Beitrag von sako2000 04.05.11 - 13:53 Uhr

hallo,

wir haben eine familienunfallversicherung und eine familienhaftpflichtversicherung.

ich denke beide sind elementar.

lg, claudia

Beitrag von marjatta 04.05.11 - 14:59 Uhr

Eine Unfallversicherung ist Schwachsinn, denn sie zahlt nicht in allen Fällen.
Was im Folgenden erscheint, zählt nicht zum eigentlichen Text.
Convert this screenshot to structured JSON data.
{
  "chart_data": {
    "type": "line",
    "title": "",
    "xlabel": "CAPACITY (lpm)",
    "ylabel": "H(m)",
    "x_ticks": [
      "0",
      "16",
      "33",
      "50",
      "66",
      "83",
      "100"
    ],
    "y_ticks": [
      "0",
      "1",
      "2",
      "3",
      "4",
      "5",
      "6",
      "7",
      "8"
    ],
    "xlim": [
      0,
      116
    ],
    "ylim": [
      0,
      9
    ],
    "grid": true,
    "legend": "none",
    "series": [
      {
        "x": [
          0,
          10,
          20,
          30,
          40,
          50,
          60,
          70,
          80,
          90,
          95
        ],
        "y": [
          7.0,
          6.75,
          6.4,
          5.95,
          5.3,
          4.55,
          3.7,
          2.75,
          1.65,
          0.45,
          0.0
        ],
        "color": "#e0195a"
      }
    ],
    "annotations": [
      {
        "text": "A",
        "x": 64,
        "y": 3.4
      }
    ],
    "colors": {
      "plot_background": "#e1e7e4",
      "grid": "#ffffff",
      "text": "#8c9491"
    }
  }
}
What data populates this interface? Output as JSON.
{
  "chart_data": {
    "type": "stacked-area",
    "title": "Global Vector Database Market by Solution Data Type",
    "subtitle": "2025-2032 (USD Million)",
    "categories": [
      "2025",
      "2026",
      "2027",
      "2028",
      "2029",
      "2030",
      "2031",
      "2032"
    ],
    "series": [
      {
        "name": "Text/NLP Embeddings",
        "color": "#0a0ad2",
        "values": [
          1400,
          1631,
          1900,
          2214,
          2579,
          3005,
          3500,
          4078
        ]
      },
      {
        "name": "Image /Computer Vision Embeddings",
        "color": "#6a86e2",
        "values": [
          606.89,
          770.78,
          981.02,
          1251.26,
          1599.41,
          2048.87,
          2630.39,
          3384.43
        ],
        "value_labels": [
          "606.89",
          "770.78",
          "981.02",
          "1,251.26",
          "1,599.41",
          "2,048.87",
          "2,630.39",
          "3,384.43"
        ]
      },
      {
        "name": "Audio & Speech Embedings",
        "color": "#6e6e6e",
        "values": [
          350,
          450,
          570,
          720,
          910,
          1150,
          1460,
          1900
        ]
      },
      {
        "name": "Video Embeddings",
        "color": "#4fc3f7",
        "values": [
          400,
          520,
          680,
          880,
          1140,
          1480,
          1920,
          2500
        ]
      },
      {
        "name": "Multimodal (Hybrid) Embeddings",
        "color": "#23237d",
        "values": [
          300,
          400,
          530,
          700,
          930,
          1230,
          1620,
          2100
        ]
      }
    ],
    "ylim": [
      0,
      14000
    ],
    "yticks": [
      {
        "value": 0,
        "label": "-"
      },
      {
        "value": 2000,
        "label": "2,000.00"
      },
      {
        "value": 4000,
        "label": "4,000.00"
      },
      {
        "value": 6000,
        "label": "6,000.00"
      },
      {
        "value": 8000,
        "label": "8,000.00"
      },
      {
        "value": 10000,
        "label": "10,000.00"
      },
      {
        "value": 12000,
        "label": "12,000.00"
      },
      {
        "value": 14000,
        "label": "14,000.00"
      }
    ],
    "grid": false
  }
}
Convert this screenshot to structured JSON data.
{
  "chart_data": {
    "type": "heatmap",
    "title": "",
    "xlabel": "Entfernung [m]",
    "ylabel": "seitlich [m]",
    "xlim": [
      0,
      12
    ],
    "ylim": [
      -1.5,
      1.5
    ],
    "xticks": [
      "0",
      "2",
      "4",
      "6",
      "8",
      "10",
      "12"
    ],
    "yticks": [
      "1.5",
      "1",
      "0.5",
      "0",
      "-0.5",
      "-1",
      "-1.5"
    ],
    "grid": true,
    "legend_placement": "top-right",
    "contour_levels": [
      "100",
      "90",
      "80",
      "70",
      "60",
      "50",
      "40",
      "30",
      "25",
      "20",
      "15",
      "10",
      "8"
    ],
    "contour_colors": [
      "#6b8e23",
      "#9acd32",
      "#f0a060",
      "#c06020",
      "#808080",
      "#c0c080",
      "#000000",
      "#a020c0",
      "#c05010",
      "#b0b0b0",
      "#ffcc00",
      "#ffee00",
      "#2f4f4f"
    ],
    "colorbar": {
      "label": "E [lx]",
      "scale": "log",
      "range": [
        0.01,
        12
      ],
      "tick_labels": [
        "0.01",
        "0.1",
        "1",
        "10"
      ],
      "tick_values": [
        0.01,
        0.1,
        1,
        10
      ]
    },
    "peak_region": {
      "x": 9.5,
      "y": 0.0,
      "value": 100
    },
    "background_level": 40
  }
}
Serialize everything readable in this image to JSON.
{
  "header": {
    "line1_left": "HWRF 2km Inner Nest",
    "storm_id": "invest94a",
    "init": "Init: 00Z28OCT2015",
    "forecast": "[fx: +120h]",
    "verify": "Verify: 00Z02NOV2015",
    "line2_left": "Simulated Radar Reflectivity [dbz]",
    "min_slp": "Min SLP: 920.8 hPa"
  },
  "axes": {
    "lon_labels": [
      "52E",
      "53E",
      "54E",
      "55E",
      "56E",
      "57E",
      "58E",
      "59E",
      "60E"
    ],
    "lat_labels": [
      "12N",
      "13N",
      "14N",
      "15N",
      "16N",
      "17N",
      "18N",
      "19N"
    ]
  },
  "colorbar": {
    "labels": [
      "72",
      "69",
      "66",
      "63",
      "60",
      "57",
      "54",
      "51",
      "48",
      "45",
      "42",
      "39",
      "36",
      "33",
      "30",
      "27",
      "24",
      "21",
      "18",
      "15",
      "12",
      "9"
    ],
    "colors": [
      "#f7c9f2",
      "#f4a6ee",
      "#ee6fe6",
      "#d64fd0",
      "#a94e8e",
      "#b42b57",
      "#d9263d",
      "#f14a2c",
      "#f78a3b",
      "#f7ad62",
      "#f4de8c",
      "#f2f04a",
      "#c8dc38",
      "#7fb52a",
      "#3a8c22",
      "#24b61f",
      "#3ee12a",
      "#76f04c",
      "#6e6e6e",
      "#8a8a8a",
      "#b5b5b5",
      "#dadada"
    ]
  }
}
Lt. Ökotest und Verbraucherberatung ist eine Invaliditätsversicherung mit Invalidenrente die bessere Alternative.

Wir haben für unseren Sohn eine solche Kombi-Versicherung, die im Ökotest 2010 als besonders gut eingestuft wurde. Allerdings würde ich die Höhe der Rente auf 500 EURO monatlich beschränken, damit Kindergeld und Familienversicherung erhalten bleiben.
Dazu gibt es Einmalzahlungen zur Absicherung im Falle eines Unfalls sowie extra Krankenhaustagegeld.

Mehr würde ich nicht machen. Die Kinder sind bei den Eltern mit krankenversichert (vielleicht eine Zusatzpolice für Heilpraktiker, wenn man darauf steht), das gleiche gilt für die Haftpflicht.

Alles andere ist Geldschneiderei.

Willst Du Geld anlegen, dann mach das mit einem Sparplan, der nicht an eine Versicherung gekoppelt ist, weil das a) mehr Rendite bringt und b) stets kurzfristiger verfügbar ist, als eine Versicherungspolice, man die Sparraten auch mal aussetzen kann, wenn man knapp bei Kasse ist ohne die Leistungen zu verlieren.

Am besten geht ihr zu einem guten Versicherungsmakler (z.B. asuro.de)

Und viel wichtiger als die Absicherung des Kindes ist die der Eltern:

Berufsunfähigkeitsversicherung der Verdiener
Hausrat
Privathaftpflicht
Risikolebensversicherung

Alles andere ist Luxus, den man hat, wenn man ihn sich leisten kann.